キャッシュレス対応の遅れも一因
インターネット予約サービスの対応やキャッシュレス化が遅れていることも、スタッフのリソースを無為に消費する一因となっている。人員もリソースも足りていなければ、異なる言語や文化の訪日外国人に対応する余力がないのは明らかだ。
ただでさえ日本人はあまり英語が得意ではないだけに、接客できる外国語を覚えたり、外国語のメニューを用意したりするのはコストを要する。あるいは、訪日外国人にはお通しについての説明が必須だが、スタッフへの教育が足りなかったりスタッフに余裕がなかったりするせいでおざなりの提供になってしまい、トラブルに発展していることが多い。
ちなみに、ファインダイニングであれば“おまかせ”コースかつ“一斉スタート”が普通なので、こういった問題が生じることはほとんどない。
店頭に店のコンセプトを張り出しておく
飲食店が訪日外国人とトラブルを起こさないようにするには、どうすればよいか。
筆頭に挙げられるのが、インターネット予約サービスを有効に活用することだ。「TableCheck」や「トレタ」、「OMAKASE」「食べログ」など、英語をはじめとして多言語に対応しているところは多い。そこでコンセプトを説明したりメニューを記載したり、キャンセルポリシーを明示しておけば、すれ違いはだいぶ少なくなる。
ノーショーやドタキャンが発生した場合にも、クレジットカードが登録されていたりデポジットをとっていたり、予約者の情報がわかったりするので安心だ。

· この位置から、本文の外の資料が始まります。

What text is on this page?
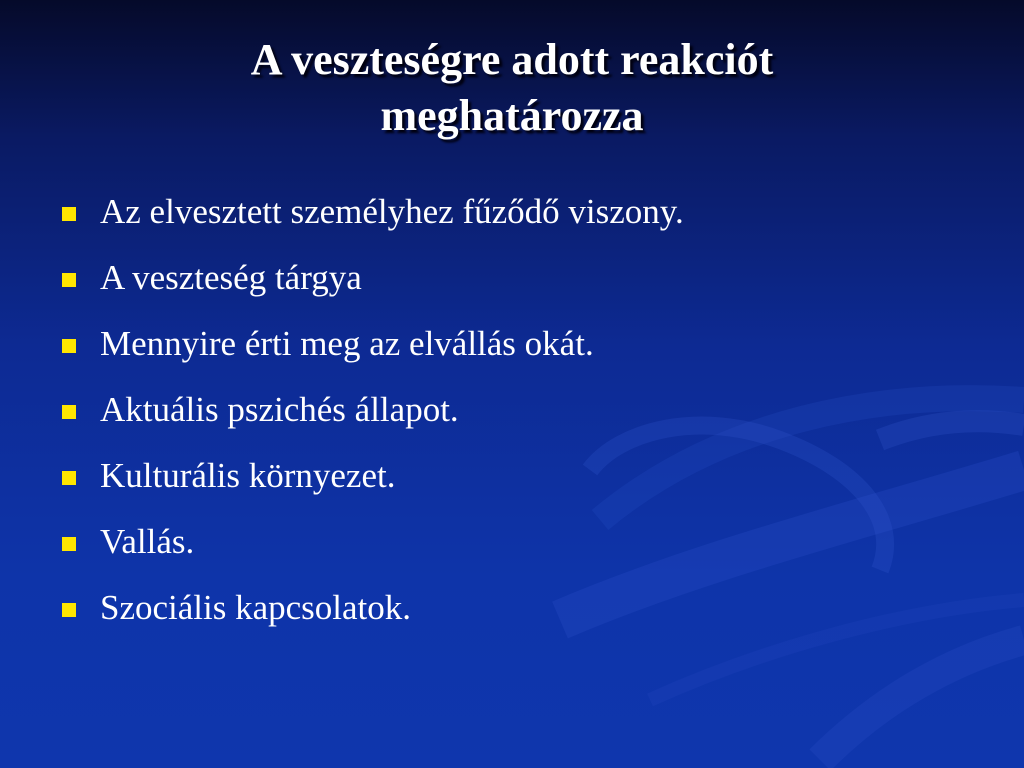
A veszteségre adott reakciót
meghatározza
Az elvesztett személyhez fűződő viszony.
A veszteség tárgya
Mennyire érti meg az elvállás okát.
Aktuális pszichés állapot.
Kulturális környezet.
Vallás.
Szociális kapcsolatok.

ウォークインの客に対しては、やはり、できるだけ早く情報を伝えることが重要となる。入店してからでは遅い。最低でも店頭に店のコンセプトや訪日外国人への応対などを掲示しておくのがいい。日本語メニューしかないことや英語ではコミニュケーションできないこと、ベジタリアンやヴィーガンおよびハラルに対応できないことを、できるだけ早く知らせるべきだ。
また、英語メニューに対応できないのであれば、写真を掲載しておいたほうがいい。すべてではなく、定番のメニューだけでもいい。写真メニューを用意しておけば“指差し注文”が可能になる。「思ったものと違う」といったことが少なくなるので満足度が高まり、クレームも減る。